Despite headquartered in the US, Kiwi SaaS company Pushpay is building their developer and engineering teams in New Zealand. With Callaghan Innovation support they’re attracting top talent, but at a fraction of the cost of US equivalents.
At a glance
- In the face of slowing church donations, Kiwi SaaS company Pushpay took the fundraising efforts online, developing a leading donation platform.
- Support from Callaghan Innovation has allowed Pushpay to attract top talent and build their developer and engineering teams in New Zealand despite now being headquartered in the US.
- Keeping these teams in New Zealand provides significant cost savings compared to hiring in the US, and has meant they’ve been able to scale faster.
Where we have identified opportunities, which were heavy lifts in terms of time and resources, Callaghan Growth Grants [replaced by the R&D Tax Incentive] have allowed us to make some longer-term strategic investments in our product roadmap by offsetting short-term R&D costs.
- Bruce Gordon, CEO, Pushpay
Taking church donations online
It’s a two to five-minute ritual that takes place on any given Sunday in churches the world over.
That crucial window at the end of the service when as much as a third of the donations from church congregations drop into collection baskets.
Christians view giving as an essential expression of their faith. But religious giving has dropped by 50% since 1990 in the United States alone, a trend attributed to the rise of the “nones” – those with no religious affiliation.
Enter a Kiwi company with the determination to - as Pushpay Co-founder Chris Heaslip once put it - make giving as simple as “buying a song on iTunes”. Only the most engaged congregations are defying the downward trend in giving and Pushpay’s online donation platform is increasingly powering their fundraising activities.
Attracting home-grown talent
A three-person start-up based above a gym in Glenfield just eight years ago, Pushpay now has just under 400 staff and over 7,500 customers across the US, Canada, Australia and New Zealand.

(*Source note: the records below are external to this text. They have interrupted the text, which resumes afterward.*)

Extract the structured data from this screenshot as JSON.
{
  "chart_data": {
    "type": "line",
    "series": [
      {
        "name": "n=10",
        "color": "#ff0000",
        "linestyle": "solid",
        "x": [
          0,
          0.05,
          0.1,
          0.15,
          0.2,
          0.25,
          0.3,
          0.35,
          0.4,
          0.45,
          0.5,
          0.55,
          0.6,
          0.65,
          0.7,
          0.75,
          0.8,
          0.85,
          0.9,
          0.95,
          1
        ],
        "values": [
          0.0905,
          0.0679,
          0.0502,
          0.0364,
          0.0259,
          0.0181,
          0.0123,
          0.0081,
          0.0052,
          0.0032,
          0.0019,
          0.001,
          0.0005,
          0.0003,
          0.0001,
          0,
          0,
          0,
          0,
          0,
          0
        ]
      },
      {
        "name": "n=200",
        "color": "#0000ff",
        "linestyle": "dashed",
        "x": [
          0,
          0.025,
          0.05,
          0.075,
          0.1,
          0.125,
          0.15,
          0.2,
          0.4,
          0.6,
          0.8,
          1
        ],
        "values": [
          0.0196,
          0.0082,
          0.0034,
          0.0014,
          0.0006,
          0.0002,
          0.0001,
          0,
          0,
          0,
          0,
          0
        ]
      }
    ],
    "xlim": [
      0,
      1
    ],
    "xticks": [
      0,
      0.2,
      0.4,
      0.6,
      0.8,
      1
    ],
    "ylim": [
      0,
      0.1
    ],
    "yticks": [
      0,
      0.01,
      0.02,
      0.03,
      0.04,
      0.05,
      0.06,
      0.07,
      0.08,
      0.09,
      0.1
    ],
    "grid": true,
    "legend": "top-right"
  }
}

However, while the vast majority of Pushpay’s business is done in the US, where it is headquartered in Redmond, Washington, the company has maintained its software engineering and product development teams – around 100 people – in New Zealand.
Keeping its powerhouse of development in New Zealand has allowed Pushpay to attract the best people. And integral to building their engineering and development teams were grants from Callaghan Innovation - like the R&D Experience Grant - to support R&D.
Now replaced by the R&D Tax Incentive, Callaghan Innovation Growth Grants also allowed the business to bolster its R&D efforts as it grew.
“Where we have identified opportunities, which were heavy lifts in terms of time and resources, Callaghan Growth Grants have allowed us to make some longer-term strategic investments in our product roadmap by offsetting short-term R&D costs,” says Pushpay’s CEO Bruce Gordon.
Hamish Mitchell, Customer Manager, Digital at Callaghan Innovation, says Pushpay has benefited from intensive recruitment processes, a strong culture between its two offices and heavy investment in upskilling its software engineers.
“This has resulted in a high-performing team that’s been able to react to the level of growth the organisation has achieved,” Mitchell says.
Scaling a world-class product for a fraction of the cost
For Pushpay, keeping development at home has not only meant the ability to scale faster, but it has also gone down well with investors given the result has been industry-leading software and products.
Salary expectations for New Zealand-based developers significantly are lower than in the ‘first tier’ tech hubs, such as San Francisco, Seattle and New York, or the ‘second tier’ hubs such as Austin, Portland and Raleigh. This has meant Pushpay’s set-up also provides “significant cost advantages,” says Gordon, despite the “unusually high quality of software development talent” in New Zealand.
“In practice this works out to a 50 to 60% discount compared to hiring US-based developers,” says Gordon.